Media Reality Check: Jenin Is the Epicenter of Palestinian Terrorism
The Washington Post reported on May 16th about how a leading Catholic clergyman in Israel had condemned the events surrounding the funeral of Al Jazeera journalist Shireen Abu Akleh, who was shot and killed during a terrorism raid in the West Bank.
What went unmentioned in the entire piece is that Abu Akleh’s tragic death occurred in a terror hotbed, a place where most of the Palestinians who have carried out the recent terror attacks on Jewish civilians have come from.
Instead, The Washington Post has chosen to rebrand the city of Jenin as a mere “refugee camp.”
The Post piece covers the disagreements surrounding the exact circumstances of Abu Akleh’s death, by stating:
Israel and the Palestinians are locked in a war of narratives over Abu Akleh’s killing. The reporter, a Palestinian-American, a Catholic and a 25-year veteran of the satellite channel, was shot Wednesday while covering an Israeli military raid in the Jenin refugee camp. She was wearing a blue vest clearly marked “Press.” Abu Akleh was a household name across the Arab world, known for documenting the hardship of Palestinian life under Israeli rule. [Emphasis added]
The above reference to the “raid on the Jenin refugee camp” immediately followed by the description of Abu Akleh’s work focused on “documenting the hardship of Palestinian life under Israeli rule” is problematic for several reasons.
First, Jenin is not simply one big Palestinian refugee camp that Israeli authorities flagrantly invaded. Rather, the area around the city, including the UNRWA-run camp, has long been a hub for terrorist activities, and is known as a stronghold for the Gaza-based terror group, Palestinian Islamic Jihad (PIJ).
Indeed, the perpetrators of multiple terror attacks in the last two months in Israel have been residents of Jenin or surrounding villages, including the Palestinian terrorist who murdered three people in a Tel Aviv bar on April 7, and the ISIS-inspired gunman who slaughtered five in Bnei Brak.
Second, the absence of any reference in the article to the terror wave that prompted the raid in Jenin is a troubling omission: it makes it possible for the IDF’s incursion into Jenin to be interpreted as entirely unwarranted, and suggests that the raid was launched only in order to victimize the camp’s residents.
The unfortunate fact is that such military expeditions into Palestinian towns and villages in the West Bank are a necessity, in order to capture those who have committed terrorist acts, or to apprehend individuals suspected of planning future attacks.
Finally, the segue into the description of Abu Akleh’s work as dedicated to revealing the “hardship” Palestinians endure “under Israeli rule,” hints at the debunked Israel as a colonialist entity myth.
In fact, Jenin is administered by the Palestinian Authority — as agreed under the Oslo Accords. As noted, the entry of Israeli soldiers into the area is only for security purposes and is generally coordinated with Palestinian forces.

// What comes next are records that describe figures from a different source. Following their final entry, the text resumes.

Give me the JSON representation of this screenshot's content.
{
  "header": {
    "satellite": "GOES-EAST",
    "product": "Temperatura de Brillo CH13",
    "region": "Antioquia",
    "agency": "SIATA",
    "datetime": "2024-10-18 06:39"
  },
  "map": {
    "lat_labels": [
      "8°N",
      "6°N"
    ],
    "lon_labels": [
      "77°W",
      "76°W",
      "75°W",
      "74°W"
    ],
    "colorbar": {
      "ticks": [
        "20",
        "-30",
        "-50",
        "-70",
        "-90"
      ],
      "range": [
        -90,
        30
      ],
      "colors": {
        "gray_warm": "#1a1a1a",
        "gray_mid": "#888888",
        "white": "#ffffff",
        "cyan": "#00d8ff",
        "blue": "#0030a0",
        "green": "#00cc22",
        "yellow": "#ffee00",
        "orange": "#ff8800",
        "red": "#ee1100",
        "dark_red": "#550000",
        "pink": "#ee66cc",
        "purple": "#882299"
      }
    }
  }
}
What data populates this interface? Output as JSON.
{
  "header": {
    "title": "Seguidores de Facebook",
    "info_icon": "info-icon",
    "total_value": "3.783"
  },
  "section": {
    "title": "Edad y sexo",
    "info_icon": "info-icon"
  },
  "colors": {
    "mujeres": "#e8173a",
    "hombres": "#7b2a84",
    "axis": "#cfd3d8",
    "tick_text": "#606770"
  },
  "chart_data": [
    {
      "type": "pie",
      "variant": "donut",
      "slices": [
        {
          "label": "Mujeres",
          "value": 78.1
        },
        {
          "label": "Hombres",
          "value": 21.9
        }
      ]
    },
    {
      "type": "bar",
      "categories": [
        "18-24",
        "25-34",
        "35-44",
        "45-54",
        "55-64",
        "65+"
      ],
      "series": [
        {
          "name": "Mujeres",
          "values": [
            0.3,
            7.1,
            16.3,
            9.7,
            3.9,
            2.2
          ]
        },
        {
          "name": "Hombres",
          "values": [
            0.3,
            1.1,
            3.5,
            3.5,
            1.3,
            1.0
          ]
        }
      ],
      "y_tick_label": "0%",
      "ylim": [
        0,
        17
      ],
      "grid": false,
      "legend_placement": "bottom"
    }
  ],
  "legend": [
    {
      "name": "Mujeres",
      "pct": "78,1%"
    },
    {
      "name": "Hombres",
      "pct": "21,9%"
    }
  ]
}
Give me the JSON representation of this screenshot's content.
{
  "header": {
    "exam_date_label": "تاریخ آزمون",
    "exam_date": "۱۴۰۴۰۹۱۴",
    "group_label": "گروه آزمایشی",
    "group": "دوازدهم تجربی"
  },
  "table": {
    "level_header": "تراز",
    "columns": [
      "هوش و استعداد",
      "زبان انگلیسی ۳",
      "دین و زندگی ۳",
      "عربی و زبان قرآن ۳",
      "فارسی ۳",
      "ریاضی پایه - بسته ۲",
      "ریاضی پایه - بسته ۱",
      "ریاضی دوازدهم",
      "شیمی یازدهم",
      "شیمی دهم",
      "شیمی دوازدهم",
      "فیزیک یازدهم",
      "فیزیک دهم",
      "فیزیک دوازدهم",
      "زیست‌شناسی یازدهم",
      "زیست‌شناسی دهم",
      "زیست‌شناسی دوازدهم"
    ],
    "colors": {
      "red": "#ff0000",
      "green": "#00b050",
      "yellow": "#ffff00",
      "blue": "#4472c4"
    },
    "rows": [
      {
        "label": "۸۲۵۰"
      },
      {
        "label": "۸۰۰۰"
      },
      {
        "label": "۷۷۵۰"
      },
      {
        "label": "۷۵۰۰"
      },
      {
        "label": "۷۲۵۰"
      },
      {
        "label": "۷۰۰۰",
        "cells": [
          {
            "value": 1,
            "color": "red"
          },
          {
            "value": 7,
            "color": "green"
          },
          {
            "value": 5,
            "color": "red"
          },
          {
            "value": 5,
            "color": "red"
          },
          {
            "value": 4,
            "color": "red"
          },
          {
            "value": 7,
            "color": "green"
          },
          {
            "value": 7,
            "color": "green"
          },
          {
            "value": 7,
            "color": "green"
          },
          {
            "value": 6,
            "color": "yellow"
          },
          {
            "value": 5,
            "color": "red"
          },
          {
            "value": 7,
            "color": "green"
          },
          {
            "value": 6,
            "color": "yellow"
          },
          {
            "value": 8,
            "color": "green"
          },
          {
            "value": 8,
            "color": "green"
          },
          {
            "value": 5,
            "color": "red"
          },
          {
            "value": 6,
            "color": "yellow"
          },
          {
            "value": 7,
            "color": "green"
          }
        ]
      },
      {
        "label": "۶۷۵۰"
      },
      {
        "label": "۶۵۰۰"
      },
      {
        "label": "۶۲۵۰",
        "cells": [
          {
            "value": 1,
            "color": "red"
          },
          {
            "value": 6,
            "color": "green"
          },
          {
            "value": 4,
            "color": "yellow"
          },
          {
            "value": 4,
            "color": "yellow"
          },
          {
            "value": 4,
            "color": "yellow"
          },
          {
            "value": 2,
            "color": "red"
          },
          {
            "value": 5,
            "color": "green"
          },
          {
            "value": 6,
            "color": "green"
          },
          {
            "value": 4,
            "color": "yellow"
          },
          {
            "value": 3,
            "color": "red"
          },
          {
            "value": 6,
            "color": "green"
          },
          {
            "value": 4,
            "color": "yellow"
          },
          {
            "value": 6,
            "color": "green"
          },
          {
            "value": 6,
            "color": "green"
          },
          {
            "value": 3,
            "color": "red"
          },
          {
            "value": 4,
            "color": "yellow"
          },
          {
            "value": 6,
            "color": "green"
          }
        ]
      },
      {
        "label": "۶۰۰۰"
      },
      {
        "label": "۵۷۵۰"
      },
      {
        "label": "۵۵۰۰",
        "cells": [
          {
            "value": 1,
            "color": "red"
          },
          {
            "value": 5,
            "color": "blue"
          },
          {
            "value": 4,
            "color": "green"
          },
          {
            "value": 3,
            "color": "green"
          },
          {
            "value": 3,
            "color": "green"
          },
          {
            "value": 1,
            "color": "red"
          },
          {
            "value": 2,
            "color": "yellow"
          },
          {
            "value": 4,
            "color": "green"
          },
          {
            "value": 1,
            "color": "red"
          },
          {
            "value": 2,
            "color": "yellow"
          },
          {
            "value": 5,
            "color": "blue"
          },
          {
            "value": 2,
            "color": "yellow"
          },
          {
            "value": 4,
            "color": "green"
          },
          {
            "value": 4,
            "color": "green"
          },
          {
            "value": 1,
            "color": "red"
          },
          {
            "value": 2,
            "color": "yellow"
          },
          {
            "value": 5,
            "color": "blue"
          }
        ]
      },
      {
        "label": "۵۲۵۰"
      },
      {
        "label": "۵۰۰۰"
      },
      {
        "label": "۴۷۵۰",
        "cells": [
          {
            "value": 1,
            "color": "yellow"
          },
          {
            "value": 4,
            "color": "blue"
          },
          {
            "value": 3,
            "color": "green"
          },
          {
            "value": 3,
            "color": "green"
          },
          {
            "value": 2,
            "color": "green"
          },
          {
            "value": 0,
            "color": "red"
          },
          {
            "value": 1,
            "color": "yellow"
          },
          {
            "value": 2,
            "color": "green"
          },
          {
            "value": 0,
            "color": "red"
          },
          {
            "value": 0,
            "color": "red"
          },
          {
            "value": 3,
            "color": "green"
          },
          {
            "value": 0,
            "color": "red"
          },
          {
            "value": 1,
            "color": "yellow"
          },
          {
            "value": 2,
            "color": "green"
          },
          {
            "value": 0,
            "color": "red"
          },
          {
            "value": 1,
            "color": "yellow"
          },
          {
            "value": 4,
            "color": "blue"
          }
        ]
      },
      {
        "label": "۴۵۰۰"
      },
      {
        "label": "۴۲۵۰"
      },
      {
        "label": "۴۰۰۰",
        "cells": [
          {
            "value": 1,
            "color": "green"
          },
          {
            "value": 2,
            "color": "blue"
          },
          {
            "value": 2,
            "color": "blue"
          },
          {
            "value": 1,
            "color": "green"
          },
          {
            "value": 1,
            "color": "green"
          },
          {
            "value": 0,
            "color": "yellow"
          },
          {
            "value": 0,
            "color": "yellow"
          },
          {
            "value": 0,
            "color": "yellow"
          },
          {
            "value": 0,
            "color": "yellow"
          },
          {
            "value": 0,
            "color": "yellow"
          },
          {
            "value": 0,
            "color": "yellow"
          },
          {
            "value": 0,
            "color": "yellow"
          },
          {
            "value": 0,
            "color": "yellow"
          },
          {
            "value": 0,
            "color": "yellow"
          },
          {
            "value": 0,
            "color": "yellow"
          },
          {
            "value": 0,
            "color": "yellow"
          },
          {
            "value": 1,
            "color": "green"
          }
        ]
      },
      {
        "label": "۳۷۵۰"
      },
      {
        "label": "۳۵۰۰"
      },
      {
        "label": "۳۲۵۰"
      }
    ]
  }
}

The above points may seem minor, a mere matter of semantics. However, they are of vital importance when we consider how many people around the world rely on The Washington Post and other prominent publications to gain a better understanding of the events surrounding Abu Akleh’s death and wider Israeli-Palestinian issues.
So why did The Washington Post and other outlets choose to bury such crucial information?